You could do it either way, since the linux kernel supports more than 2
drives in a mirror. But, this costs on writes, so don't do it for things
like /var or the pg_xlog directory.

There are a few ways you could arrange 5 146 gig drives.

One might be to make the first 20 gig on each drive part of a mirror set
where the first two drives are the live mirror, and the next three are hot
spares. Then you could setup your RAID5 to have 4 live drives and 1 hot
spare.

Hot spares are nice to have because they provide for the shortest period
of time during which your machine is running with a degraded RAID array.

note that in linux you can set the kernel parameter
dev.raid.speed_limit_max and dev.raid.speed_limit_min to control the
rebuild bandwidth used so that when a disk dies you can set a compromise
between fast rebuilds, and lowering the demands on the I/O subsystem
during a rebuild. The max limit default is 100k / second, which is quite
slow. On a machine with Ultra320 gear, you could set that to 10 ot 20
megs a second and still not saturate your SCSI buss.

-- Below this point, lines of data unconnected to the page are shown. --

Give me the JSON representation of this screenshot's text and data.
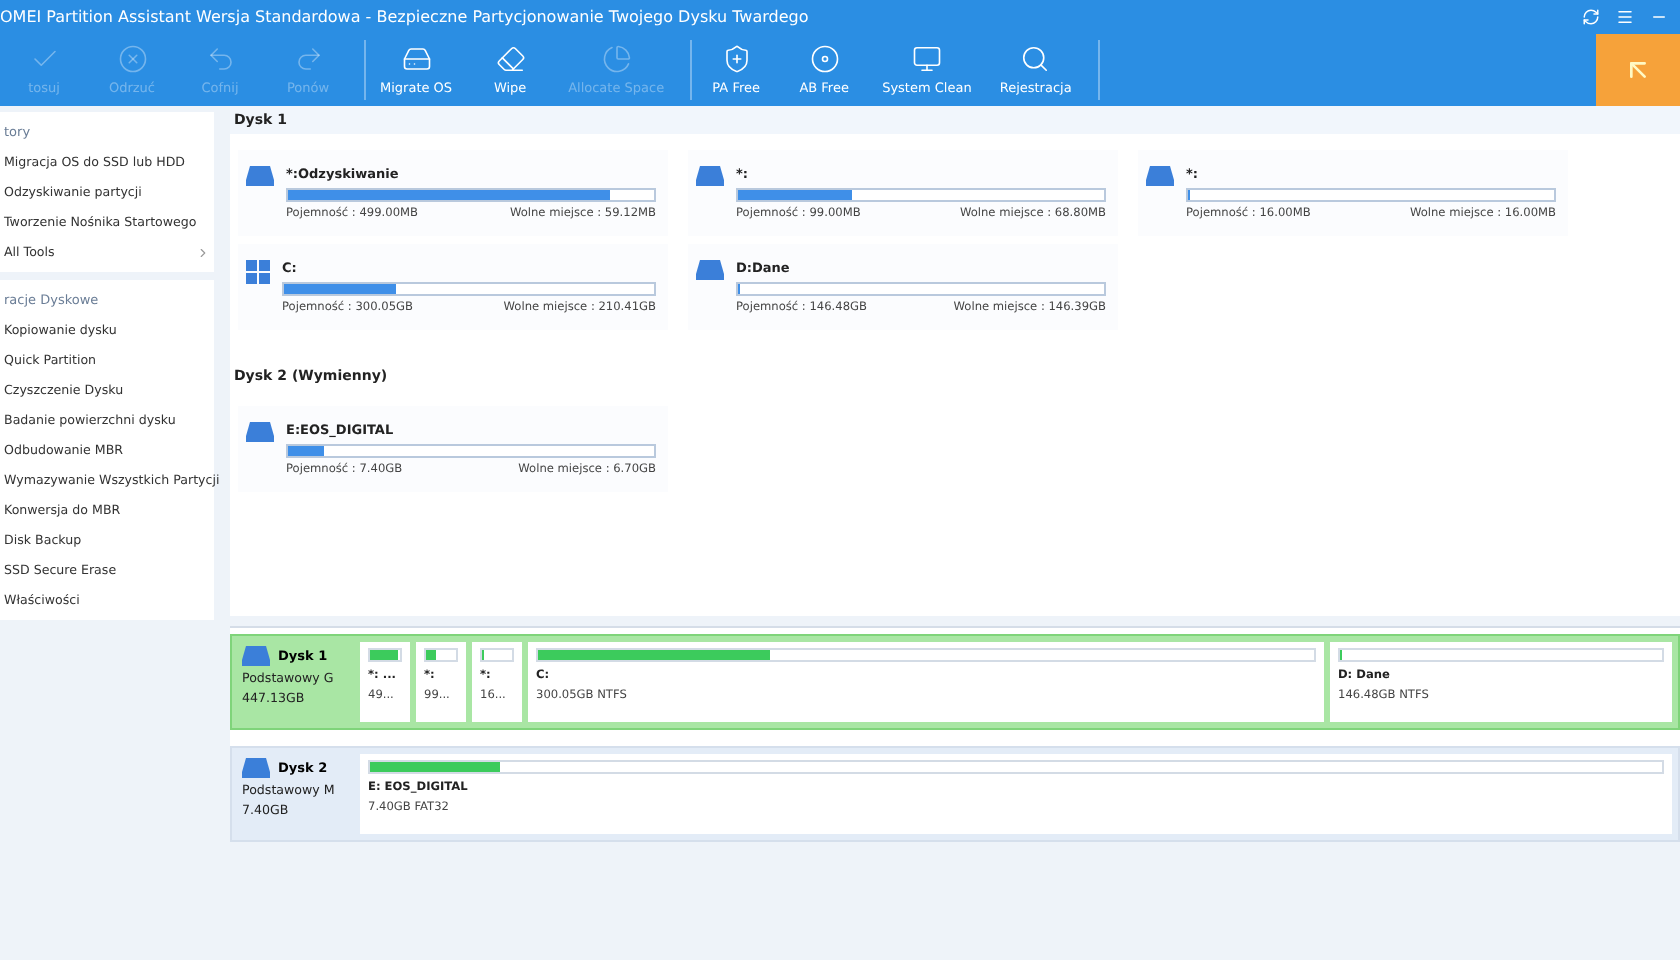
{
  "window": {
    "title": "OMEI Partition Assistant Wersja Standardowa - Bezpieczne Partycjonowanie Twojego Dysku Twardego"
  },
  "toolbar": {
    "groups": [
      {
        "items": [
          {
            "kind": "apply",
            "label": "tosuj",
            "disabled": true
          },
          {
            "kind": "discard",
            "label": "Odrzuć",
            "disabled": true
          },
          {
            "kind": "undo",
            "label": "Cofnij",
            "disabled": true
          },
          {
            "kind": "redo",
            "label": "Ponów",
            "disabled": true
          }
        ]
      },
      {
        "items": [
          {
            "kind": "migrate",
            "label": "Migrate OS",
            "disabled": false
          },
          {
            "kind": "wipe",
            "label": "Wipe",
            "disabled": false
          },
          {
            "kind": "allocate",
            "label": "Allocate Space",
            "disabled": true
          }
        ]
      },
      {
        "items": [
          {
            "kind": "pa",
            "label": "PA Free",
            "disabled": false
          },
          {
            "kind": "ab",
            "label": "AB Free",
            "disabled": false
          },
          {
            "kind": "clean",
            "label": "System Clean",
            "disabled": false
          },
          {
            "kind": "register",
            "label": "Rejestracja",
            "disabled": false
          }
        ]
      }
    ]
  },
  "sidebar": {
    "sections": [
      {
        "title": "tory",
        "items": [
          {
            "label": "Migracja OS do SSD lub HDD"
          },
          {
            "label": "Odzyskiwanie partycji"
          },
          {
            "label": "Tworzenie Nośnika Startowego"
          },
          {
            "label": "All Tools",
            "expandable": true
          }
        ]
      },
      {
        "title": "racje Dyskowe",
        "items": [
          {
            "label": "Kopiowanie dysku"
          },
          {
            "label": "Quick Partition"
          },
          {
            "label": "Czyszczenie Dysku"
          },
          {
            "label": "Badanie powierzchni dysku"
          },
          {
            "label": "Odbudowanie MBR"
          },
          {
            "label": "Wymazywanie Wszystkich Partycji"
          },
          {
            "label": "Konwersja do MBR"
          },
          {
            "label": "Disk Backup"
          },
          {
            "label": "SSD Secure Erase"
          },
          {
            "label": "Właściwości"
          }
        ]
      }
    ]
  },
  "disks": [
    {
      "title": "Dysk 1",
      "partitions": [
        {
          "kind": "drive",
          "name": "*:Odzyskiwanie",
          "level": 0.88,
          "capacity": "Pojemność : 499.00MB",
          "free": "Wolne miejsce : 59.12MB"
        },
        {
          "kind": "drive",
          "name": "*:",
          "level": 0.31,
          "capacity": "Pojemność : 99.00MB",
          "free": "Wolne miejsce : 68.80MB"
        },
        {
          "kind": "drive",
          "name": "*:",
          "level": 0,
          "capacity": "Pojemność : 16.00MB",
          "free": "Wolne miejsce : 16.00MB"
        },
        {
          "kind": "windows",
          "name": "C:",
          "level": 0.3,
          "capacity": "Pojemność : 300.05GB",
          "free": "Wolne miejsce : 210.41GB"
        },
        {
          "kind": "drive",
          "name": "D:Dane",
          "level": 0,
          "capacity": "Pojemność : 146.48GB",
          "free": "Wolne miejsce : 146.39GB"
        }
      ]
    },
    {
      "title": "Dysk 2 (Wymienny)",
      "partitions": [
        {
          "kind": "drive",
          "name": "E:EOS_DIGITAL",
          "level": 0.1,
          "capacity": "Pojemność : 7.40GB",
          "free": "Wolne miejsce : 6.70GB"
        }
      ]
    }
  ],
  "disk_map": [
    {
      "name": "Dysk 1",
      "type": "Podstawowy G",
      "size": "447.13GB",
      "selected": true,
      "partitions": [
        {
          "kind": "compact",
          "name": "*: ...",
          "info": "49...",
          "level": 0.9
        },
        {
          "kind": "compact",
          "name": "*:",
          "info": "99...",
          "level": 0.3
        },
        {
          "kind": "compact",
          "name": "*:",
          "info": "16...",
          "level": 0
        },
        {
          "kind": "wide",
          "name": "C:",
          "info": "300.05GB NTFS",
          "level": 0.3
        },
        {
          "kind": "edge",
          "name": "D: Dane",
          "info": "146.48GB NTFS",
          "level": 0
        }
      ]
    },
    {
      "name": "Dysk 2",
      "type": "Podstawowy M",
      "size": "7.40GB",
      "selected": false,
      "partitions": [
        {
          "kind": "full",
          "name": "E: EOS_DIGITAL",
          "info": "7.40GB FAT32",
          "level": 0.1
        }
      ]
    }
  ]
}
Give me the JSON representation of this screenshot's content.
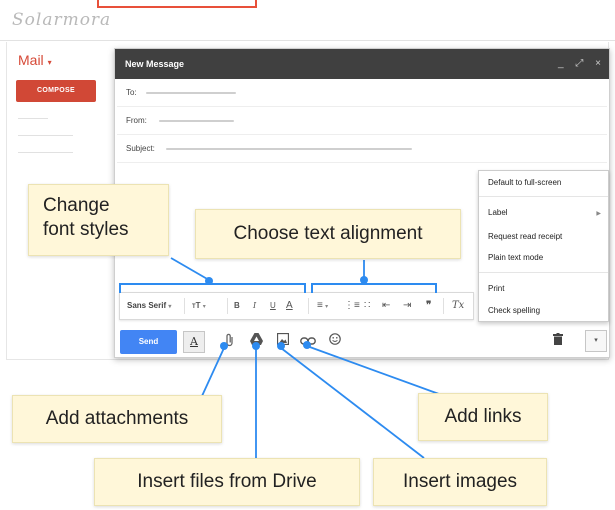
{
  "app": {
    "logo": "Solarmora",
    "mail_label": "Mail",
    "mail_caret": "▾",
    "compose_button": "COMPOSE"
  },
  "compose": {
    "title": "New Message",
    "controls": {
      "minimize": "_",
      "expand": "⤢",
      "close": "×"
    },
    "fields": {
      "to": "To:",
      "from": "From:",
      "subject": "Subject:"
    }
  },
  "more_menu": {
    "items": [
      {
        "label": "Default to full-screen"
      },
      {
        "label": "Label",
        "submenu": true
      },
      {
        "label": "Request read receipt"
      },
      {
        "label": "Plain text mode"
      },
      {
        "label": "Print"
      },
      {
        "label": "Check spelling"
      }
    ]
  },
  "format_toolbar": {
    "font": "Sans Serif",
    "font_caret": "▾",
    "size_icon": "size-icon",
    "size_caret": "▾",
    "bold": "B",
    "italic": "I",
    "underline": "U",
    "text_color": "A",
    "align_caret": "▾",
    "quote": "❞",
    "clear": "Tx"
  },
  "actions": {
    "send": "Send",
    "format_toggle": "A",
    "attach_icon": "paperclip-icon",
    "drive_icon": "drive-icon",
    "image_icon": "image-icon",
    "link_icon": "link-icon",
    "emoji_icon": "smiley-icon",
    "trash_icon": "trash-icon",
    "more_caret": "▾"
  },
  "callouts": {
    "font_styles_1": "Change",
    "font_styles_2": "font styles",
    "text_alignment": "Choose text alignment",
    "attachments": "Add attachments",
    "drive": "Insert files from Drive",
    "images": "Insert images",
    "links": "Add links"
  },
  "colors": {
    "accent_blue": "#2d8bf0",
    "compose_red": "#d14836",
    "send_blue": "#4285f4",
    "callout_bg": "#fff7d9",
    "header_dark": "#404040"
  }
}
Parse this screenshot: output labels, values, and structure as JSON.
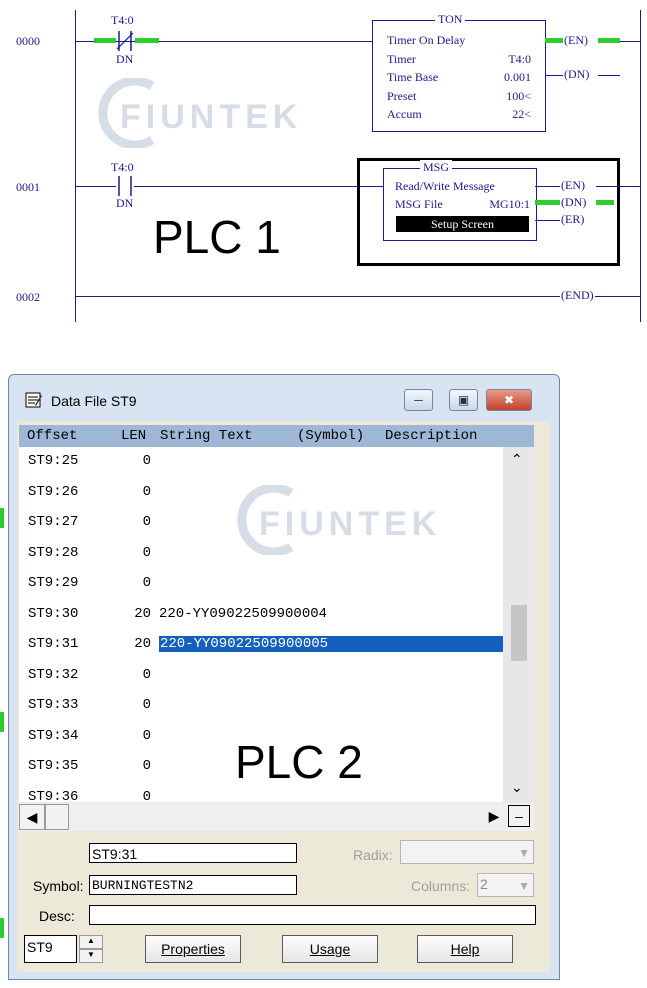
{
  "plc1": {
    "label": "PLC 1",
    "watermark": "FIUNTEK",
    "rungs": [
      {
        "number": "0000"
      },
      {
        "number": "0001"
      },
      {
        "number": "0002"
      }
    ],
    "rung0": {
      "contact_tag": "T4:0",
      "contact_bit": "DN",
      "block": {
        "name": "TON",
        "title": "Timer On Delay",
        "rows": [
          {
            "label": "Timer",
            "value": "T4:0"
          },
          {
            "label": "Time Base",
            "value": "0.001"
          },
          {
            "label": "Preset",
            "value": "100<"
          },
          {
            "label": "Accum",
            "value": "22<"
          }
        ]
      },
      "coils": [
        "EN",
        "DN"
      ]
    },
    "rung1": {
      "contact_tag": "T4:0",
      "contact_bit": "DN",
      "block": {
        "name": "MSG",
        "title": "Read/Write Message",
        "file_label": "MSG File",
        "file_value": "MG10:1",
        "setup_button": "Setup Screen"
      },
      "coils": [
        "EN",
        "DN",
        "ER"
      ]
    },
    "rung2": {
      "coil": "END"
    }
  },
  "plc2": {
    "label": "PLC 2",
    "watermark": "FIUNTEK",
    "window": {
      "title": "Data File ST9",
      "minimize_icon": "minimize-icon",
      "restore_icon": "restore-icon",
      "close_icon": "close-icon"
    },
    "columns": {
      "offset": "Offset",
      "len": "LEN",
      "text": "String Text",
      "symbol": "(Symbol)",
      "desc": "Description"
    },
    "rows": [
      {
        "offset": "ST9:25",
        "len": "0",
        "text": ""
      },
      {
        "offset": "ST9:26",
        "len": "0",
        "text": ""
      },
      {
        "offset": "ST9:27",
        "len": "0",
        "text": ""
      },
      {
        "offset": "ST9:28",
        "len": "0",
        "text": ""
      },
      {
        "offset": "ST9:29",
        "len": "0",
        "text": ""
      },
      {
        "offset": "ST9:30",
        "len": "20",
        "text": "220-YY09022509900004"
      },
      {
        "offset": "ST9:31",
        "len": "20",
        "text": "220-YY09022509900005",
        "selected": true
      },
      {
        "offset": "ST9:32",
        "len": "0",
        "text": ""
      },
      {
        "offset": "ST9:33",
        "len": "0",
        "text": ""
      },
      {
        "offset": "ST9:34",
        "len": "0",
        "text": ""
      },
      {
        "offset": "ST9:35",
        "len": "0",
        "text": ""
      },
      {
        "offset": "ST9:36",
        "len": "0",
        "text": ""
      }
    ],
    "address_value": "ST9:31",
    "radix_label": "Radix:",
    "radix_value": "",
    "symbol_label": "Symbol:",
    "symbol_value": "BURNINGTESTN2",
    "columns_label": "Columns:",
    "columns_value": "2",
    "desc_label": "Desc:",
    "desc_value": "",
    "file_value": "ST9",
    "buttons": {
      "properties": "Properties",
      "usage": "Usage",
      "help": "Help"
    }
  }
}
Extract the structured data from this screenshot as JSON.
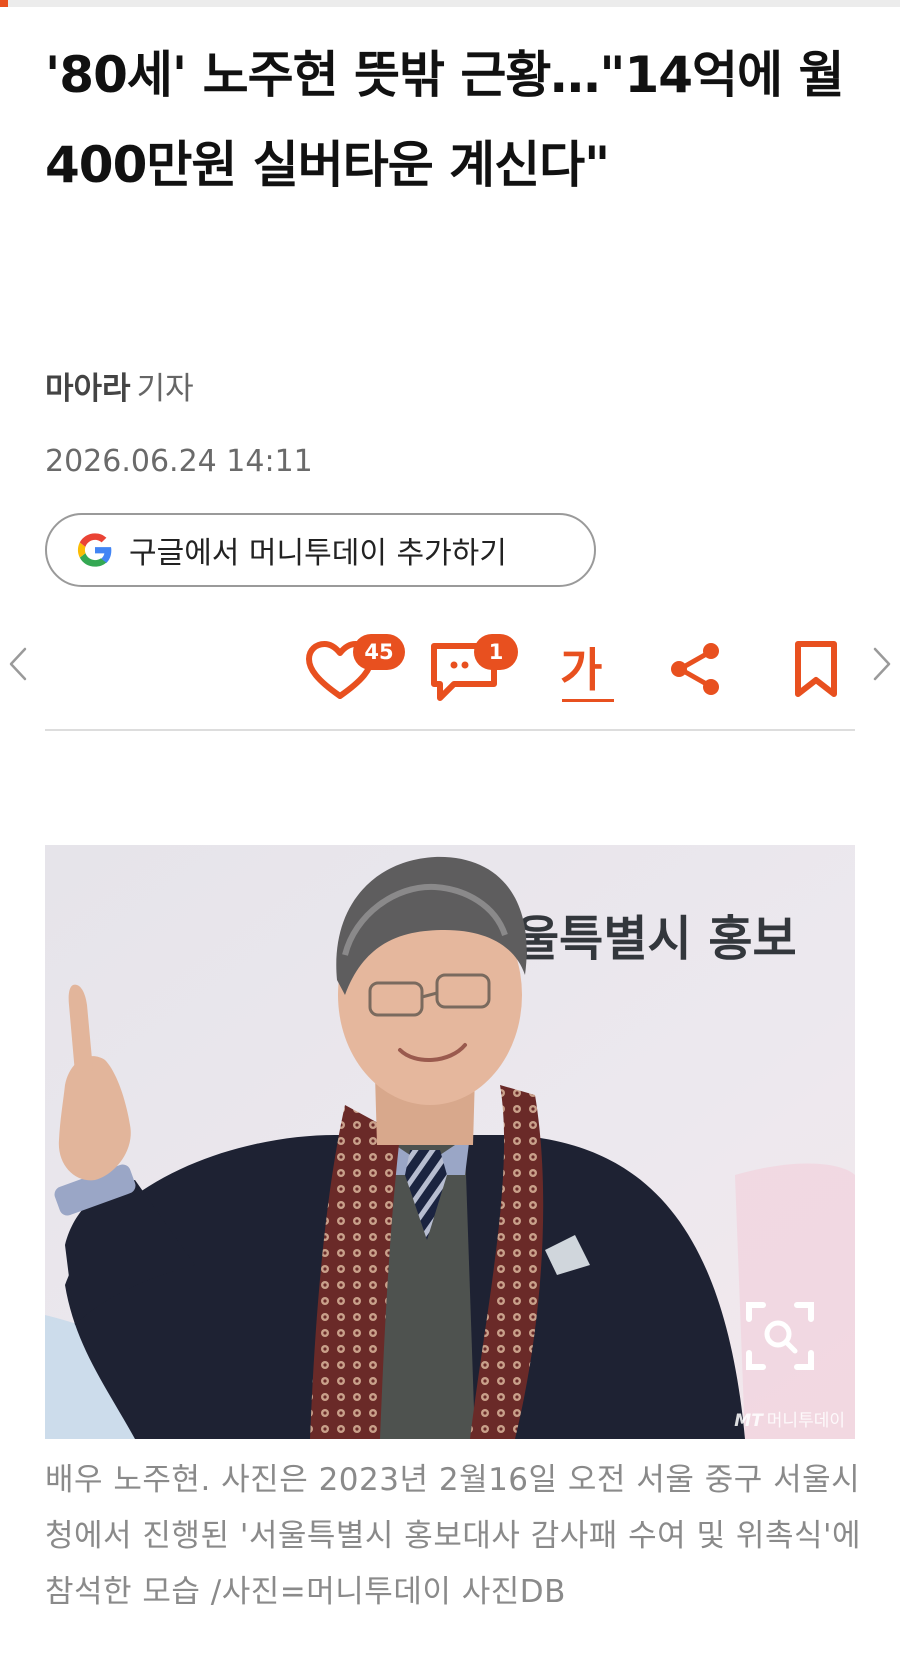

Now that I think of it, you could probably set it up so that you have a
mirror set for the OS, one for pg_xlog, and then use the rest of the
drives as RAID5. Then grab space on the fifth drive to make a hot spare
for both the pg_xlog and the OS drive.

Drive 0
[OS RAID1 20 Gig D0][big data drive RAID5 106 Gig D0]
Drive 1
[OS RAID1 20 Gig D1][big data drive RAID5 106 Gig D1]
Drive 2
[pg_xlog RAID1 20 gig D0][big data drive RAID5 106 Gig D2]
Drive 3
[pg_xlog RAID1 20 gig D1][big data drive RAID5 106 Gig D3]
Drive 4
[OS hot spare 20 gig][g_clog hot spare 20 gig][big data drive RAID5 106
Gig hot spare]

That would give you ~ 300 gigs storage.

Of course, there will likely be slightly less performance than you might
get from dedicated RAID arrays for each RAID1/RAID5 set, but my guess is
that by having 4 (or 5 if you don't want a hot spare) drives in the RAID5
it'll still be faster than a dedicated 3 drive RAID array.